How-to
The quiet art of weekly upkeep
19 Feb 2025 · Hausley team · 5 min read
There's a particular kind of home that doesn't need a deep clean. Not because it's never dirty — every home gets dirty — but because nothing has been allowed to become a project. The shower glass has been wiped every week, so there's no limescale to chip off. The skirting boards have been dusted every fortnight, so they don't need scrubbing. The oven has been cleaned the week after every roast, so the carbon never builds up.
This is what we mean by quiet upkeep. The slow, undramatic maintenance that means you never need a dramatic intervention.

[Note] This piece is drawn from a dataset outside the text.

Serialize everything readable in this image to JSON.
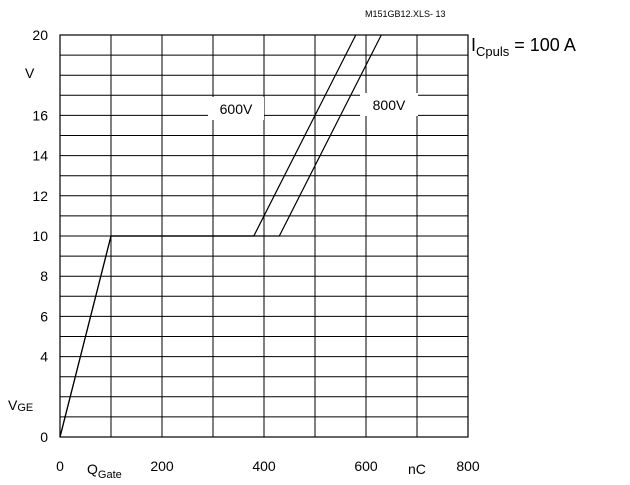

It's also what most weekly clients hire us for. A deep clean is exciting — there's a visible before and after. Weekly upkeep is invisible work. The reward is that nothing ever looks bad. The room you walk into is just the room you left, only better.
The reward of weekly upkeep is that nothing ever looks bad.
The principles we work from, in case you want to try it yourself between visits: clean wet rooms more often than dry rooms (bathrooms and kitchens carry the most bacteria and the most visible grime), do small things every week rather than big things every month (a five-minute kitchen wipe-down every evening beats a two-hour scrub every fortnight), and never let a single zone become a project (the corner of the kitchen where the recycling lives, the back of the bathroom radiator, the top of the fridge — these are the places that turn from "fine" to "we need a deep clean" in about three weeks of being ignored).
The clients who get the most out of Hausley are the ones who let us run on autopilot. They don't brief us each week. They don't follow us around. They trust the system. We arrive, we do the same thorough job each visit, we leave, and the house quietly stays kept. That's the whole offer.